Quant à l’Âme universelle, comme elle n’a pas à s’occuper de fonctions pénibles, qu’elle demeure hors de l’atteinte des maux, elle considère ce qui est au-dessous d’elle d’une manière purement contemplative, et en même temps elle reste suspendue à ce qui est au-dessus d’elle ; elle peut donc tout à la fois recevoir d’un côté et donner de l’autre, puisque sa nature lui commande de se mettre en contact même avec les choses de l’ordre sensible[2].

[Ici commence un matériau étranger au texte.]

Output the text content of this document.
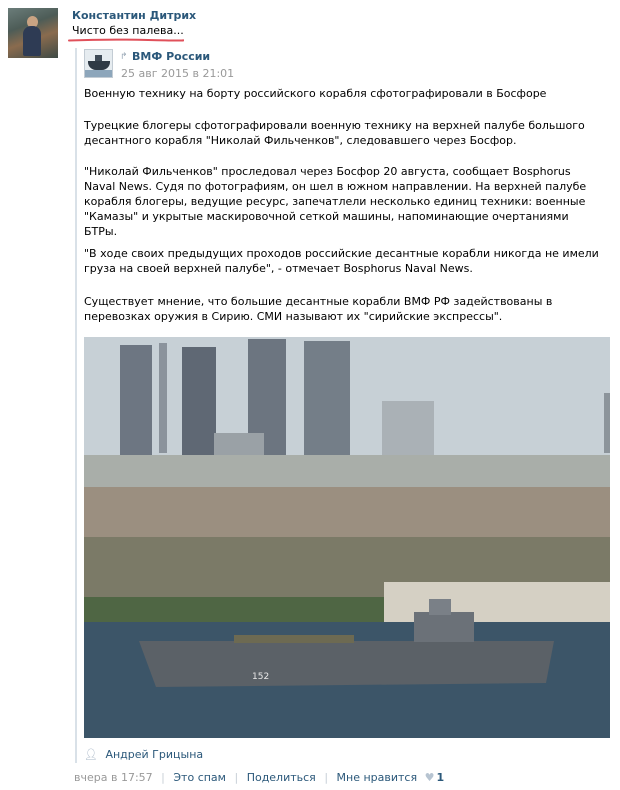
Константин Дитрих
Чисто без палева...
↱ ВМФ России
25 авг 2015 в 21:01
Военную технику на борту российского корабля сфотографировали в Босфоре
Турецкие блогеры сфотографировали военную технику на верхней палубе большого десантного корабля "Николай Фильченков", следовавшего через Босфор.
"Николай Фильченков" проследовал через Босфор 20 августа, сообщает Bosphorus Naval News. Судя по фотографиям, он шел в южном направлении. На верхней палубе корабля блогеры, ведущие ресурс, запечатлели несколько единиц техники: военные "Камазы" и укрытые маскировочной сеткой машины, напоминающие очертаниями БТРы.
"В ходе своих предыдущих проходов российские десантные корабли никогда не имели груза на своей верхней палубе", - отмечает Bosphorus Naval News.
Существует мнение, что большие десантные корабли ВМФ РФ задействованы в перевозках оружия в Сирию. СМИ называют их "сирийские экспрессы".
152
👤︎ Андрей Грицына
вчера в 17:57 | Это спам | Поделиться | Мне нравится ♥ 1
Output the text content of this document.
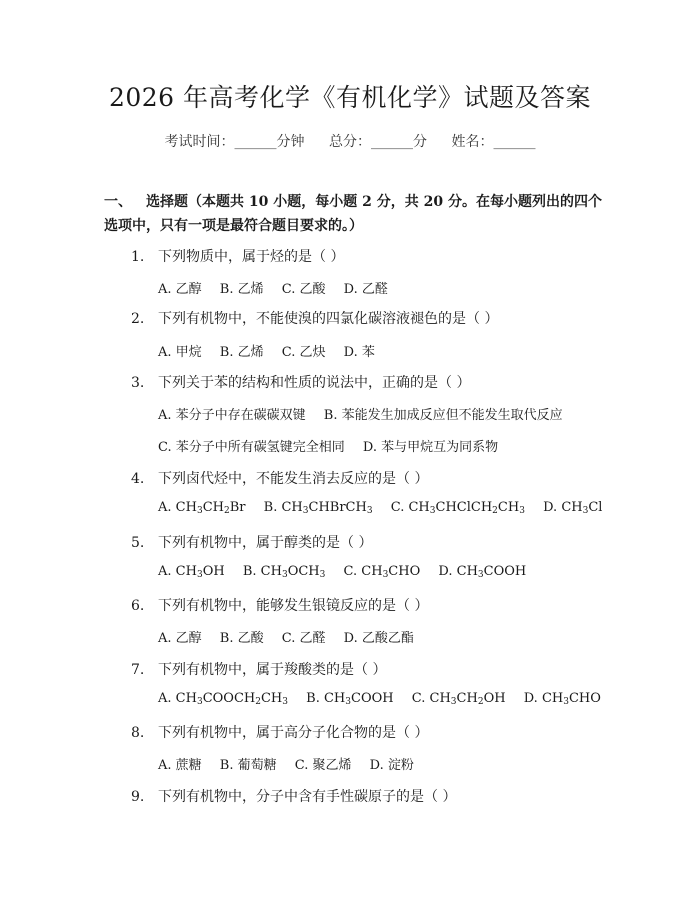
2026 年高考化学《有机化学》试题及答案
考试时间：______分钟 总分：______分 姓名：______
一、 选择题（本题共 10 小题，每小题 2 分，共 20 分。在每小题列出的四个选项中，只有一项是最符合题目要求的。）
1. 下列物质中，属于烃的是（ ）
A. 乙醇 B. 乙烯 C. 乙酸 D. 乙醛
2. 下列有机物中，不能使溴的四氯化碳溶液褪色的是（ ）
A. 甲烷 B. 乙烯 C. 乙炔 D. 苯
3. 下列关于苯的结构和性质的说法中，正确的是（ ）
A. 苯分子中存在碳碳双键 B. 苯能发生加成反应但不能发生取代反应
C. 苯分子中所有碳氢键完全相同 D. 苯与甲烷互为同系物
4. 下列卤代烃中，不能发生消去反应的是（ ）
A. $CH_3CH_2Br$ B. $CH_3CHBrCH_3$ C. $CH_3CHClCH_2CH_3$ D. $CH_3Cl$
5. 下列有机物中，属于醇类的是（ ）
A. $CH_3OH$ B. $CH_3OCH_3$ C. $CH_3CHO$ D. $CH_3COOH$
6. 下列有机物中，能够发生银镜反应的是（ ）
A. 乙醇 B. 乙酸 C. 乙醛 D. 乙酸乙酯
7. 下列有机物中，属于羧酸类的是（ ）
A. $CH_3COOCH_2CH_3$ B. $CH_3COOH$ C. $CH_3CH_2OH$ D. $CH_3CHO$
8. 下列有机物中，属于高分子化合物的是（ ）
A. 蔗糖 B. 葡萄糖 C. 聚乙烯 D. 淀粉
9. 下列有机物中，分子中含有手性碳原子的是（ ）
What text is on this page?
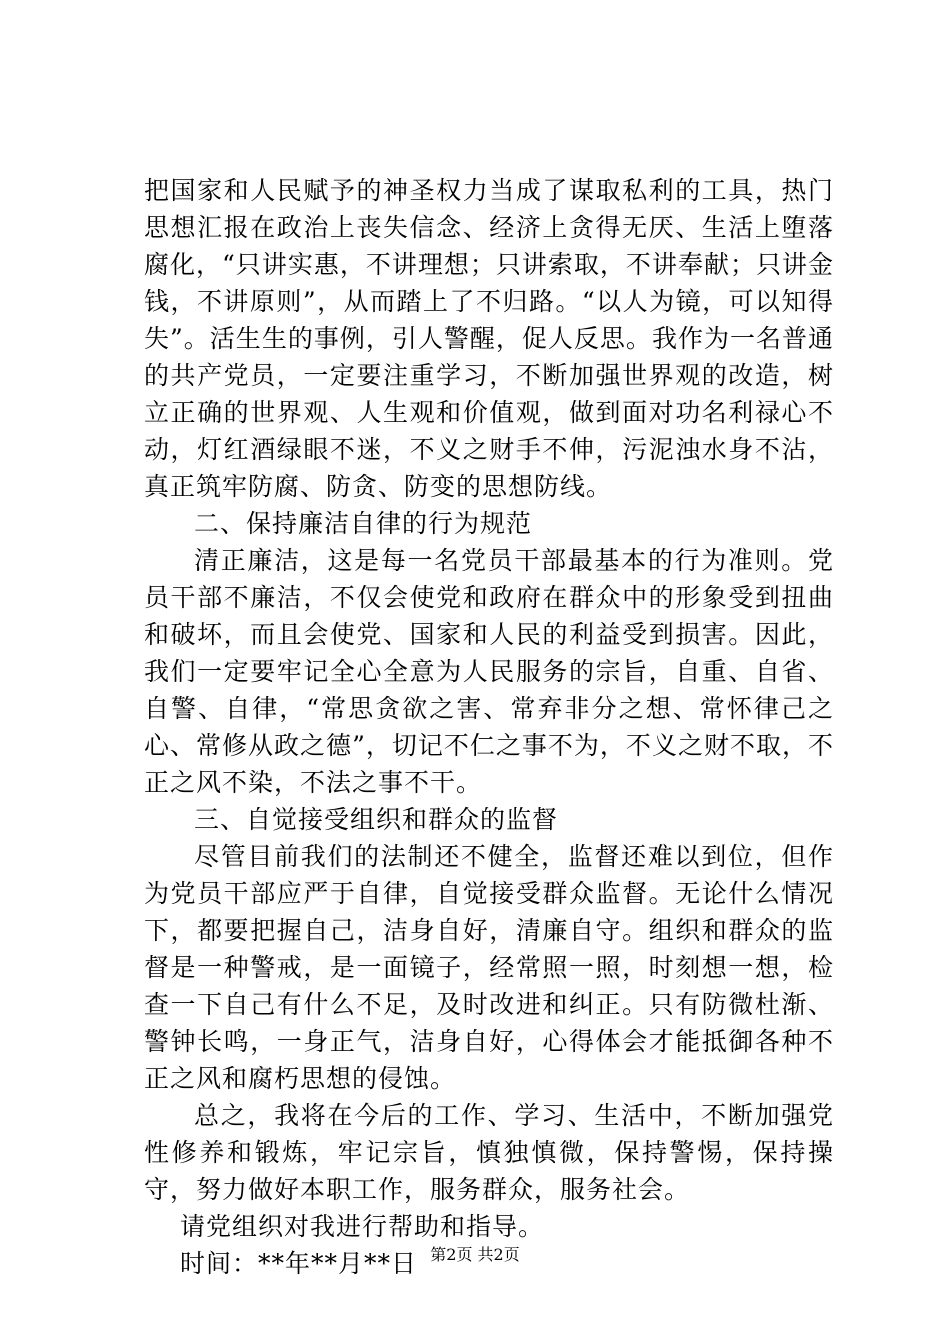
把国家和人民赋予的神圣权力当成了谋取私利的工具，热门思想汇报在政治上丧失信念、经济上贪得无厌、生活上堕落腐化，“只讲实惠，不讲理想；只讲索取，不讲奉献；只讲金钱，不讲原则”，从而踏上了不归路。“以人为镜，可以知得失”。活生生的事例，引人警醒，促人反思。我作为一名普通的共产党员，一定要注重学习，不断加强世界观的改造，树立正确的世界观、人生观和价值观，做到面对功名利禄心不动，灯红酒绿眼不迷，不义之财手不伸，污泥浊水身不沾，真正筑牢防腐、防贪、防变的思想防线。

二、保持廉洁自律的行为规范

清正廉洁，这是每一名党员干部最基本的行为准则。党员干部不廉洁，不仅会使党和政府在群众中的形象受到扭曲和破坏，而且会使党、国家和人民的利益受到损害。因此，我们一定要牢记全心全意为人民服务的宗旨，自重、自省、自警、自律，“常思贪欲之害、常弃非分之想、常怀律己之心、常修从政之德”，切记不仁之事不为，不义之财不取，不正之风不染，不法之事不干。

三、自觉接受组织和群众的监督

尽管目前我们的法制还不健全，监督还难以到位，但作为党员干部应严于自律，自觉接受群众监督。无论什么情况下，都要把握自己，洁身自好，清廉自守。组织和群众的监督是一种警戒，是一面镜子，经常照一照，时刻想一想，检查一下自己有什么不足，及时改进和纠正。只有防微杜渐、警钟长鸣，一身正气，洁身自好，心得体会才能抵御各种不正之风和腐朽思想的侵蚀。

总之，我将在今后的工作、学习、生活中，不断加强党性修养和锻炼，牢记宗旨，慎独慎微，保持警惕，保持操守，努力做好本职工作，服务群众，服务社会。

请党组织对我进行帮助和指导。

时间：**年**月**日 第2页 共2页
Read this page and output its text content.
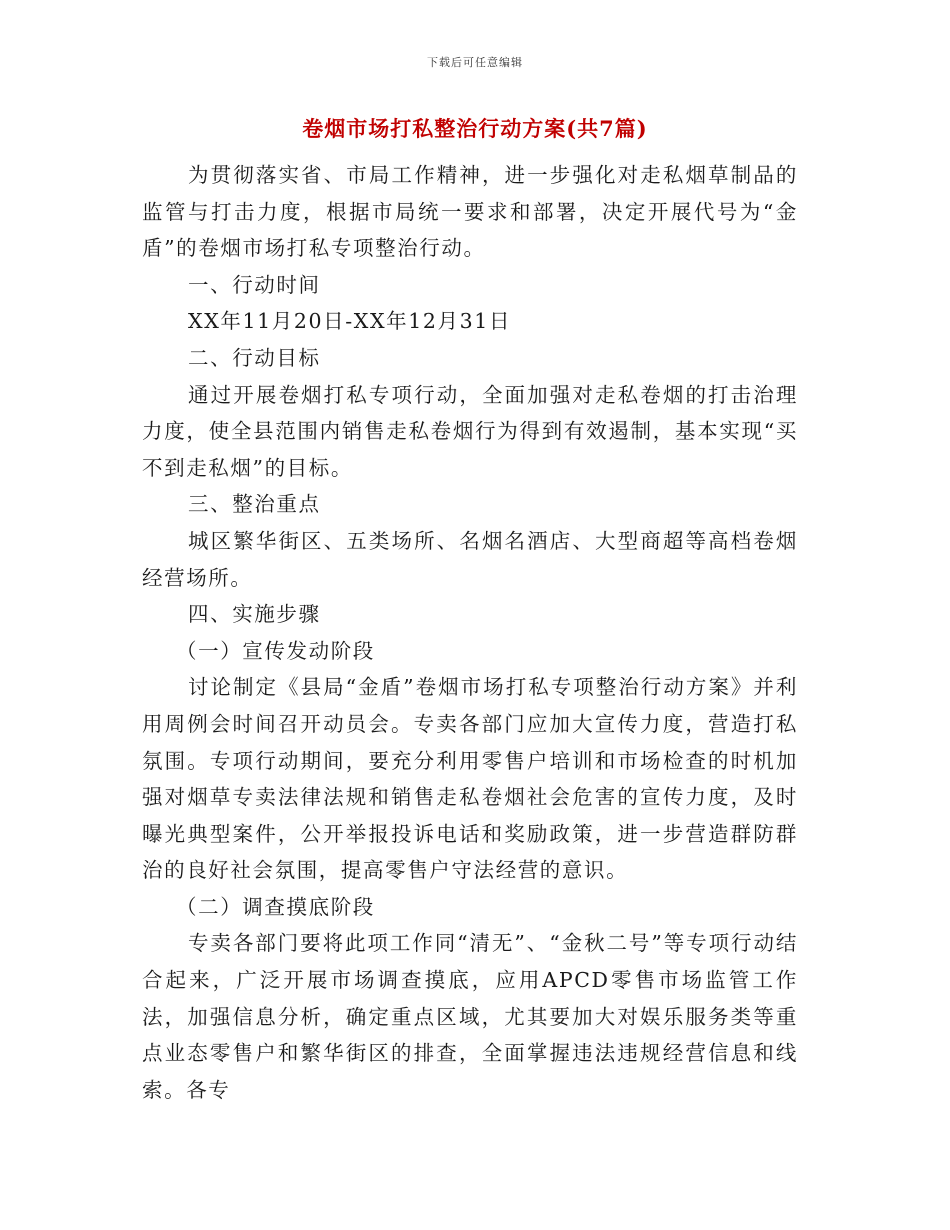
下载后可任意编辑
卷烟市场打私整治行动方案(共7篇)

为贯彻落实省、市局工作精神，进一步强化对走私烟草制品的监管与打击力度，根据市局统一要求和部署，决定开展代号为“金盾”的卷烟市场打私专项整治行动。

一、行动时间

XX年11月20日-XX年12月31日

二、行动目标

通过开展卷烟打私专项行动，全面加强对走私卷烟的打击治理力度，使全县范围内销售走私卷烟行为得到有效遏制，基本实现“买不到走私烟”的目标。

三、整治重点

城区繁华街区、五类场所、名烟名酒店、大型商超等高档卷烟经营场所。

四、实施步骤

（一）宣传发动阶段

讨论制定《县局“金盾”卷烟市场打私专项整治行动方案》并利用周例会时间召开动员会。专卖各部门应加大宣传力度，营造打私氛围。专项行动期间，要充分利用零售户培训和市场检查的时机加强对烟草专卖法律法规和销售走私卷烟社会危害的宣传力度，及时曝光典型案件，公开举报投诉电话和奖励政策，进一步营造群防群治的良好社会氛围，提高零售户守法经营的意识。

（二）调查摸底阶段

专卖各部门要将此项工作同“清无”、“金秋二号”等专项行动结合起来，广泛开展市场调查摸底，应用APCD零售市场监管工作法，加强信息分析，确定重点区域，尤其要加大对娱乐服务类等重点业态零售户和繁华街区的排查，全面掌握违法违规经营信息和线索。各专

VIII. S’il convient que je déclare ici nettement ce qui me paraît vrai, dussé-je me mettre en contradiction avec l’opinion générale, je dirai que notre âme n’entre pas tout entière dans le corps[3] : par sa partie supérieure, elle reste toujours unie au monde intelligible, comme, par sa partie inférieure, elle l’est au monde sensible. Si cette partie inférieure domine, ou plutôt, si elle est dominée et troublée, elle ne nous permet pas d’avoir le sentiment de ce que contemple la partie supérieure de l’âme. En effet, ce qui est pensé n’arrive à notre connaissance qu’à la condition de descendre jusqu’à nous et d’être senti. En général, nous ne connaissons tout ce qui se passe dans chaque partie de l’âme que lorsque cela est senti par l’âme entière : par exemple, la concupiscence, qui est l’acte de l’appétit concupiscible, ne nous est connue que lorsque nous la percevons par le sens intérieur (τῇ αἰσθητιϰῇ ἔνδον δυνάμει)[4], ou par la raison discursive (τῇ διανοηητιϰῇ), ou

  1. Voy. le passage de Porphyre cité ci-après, p. 608.
  2. Voy. t. I, p. 262-263.
  3. Cette opinion a été suivie par Damascius (Comm. sur Le Parménide, f. 308), et combattue par Jamblique, Proclus, Simplicius, Priscien. Voy. ci-après, p. 630, note 6 ; p. 631, note 6 ; p. 667, note.
  4. Voy. ci-après, p. 664, § XX.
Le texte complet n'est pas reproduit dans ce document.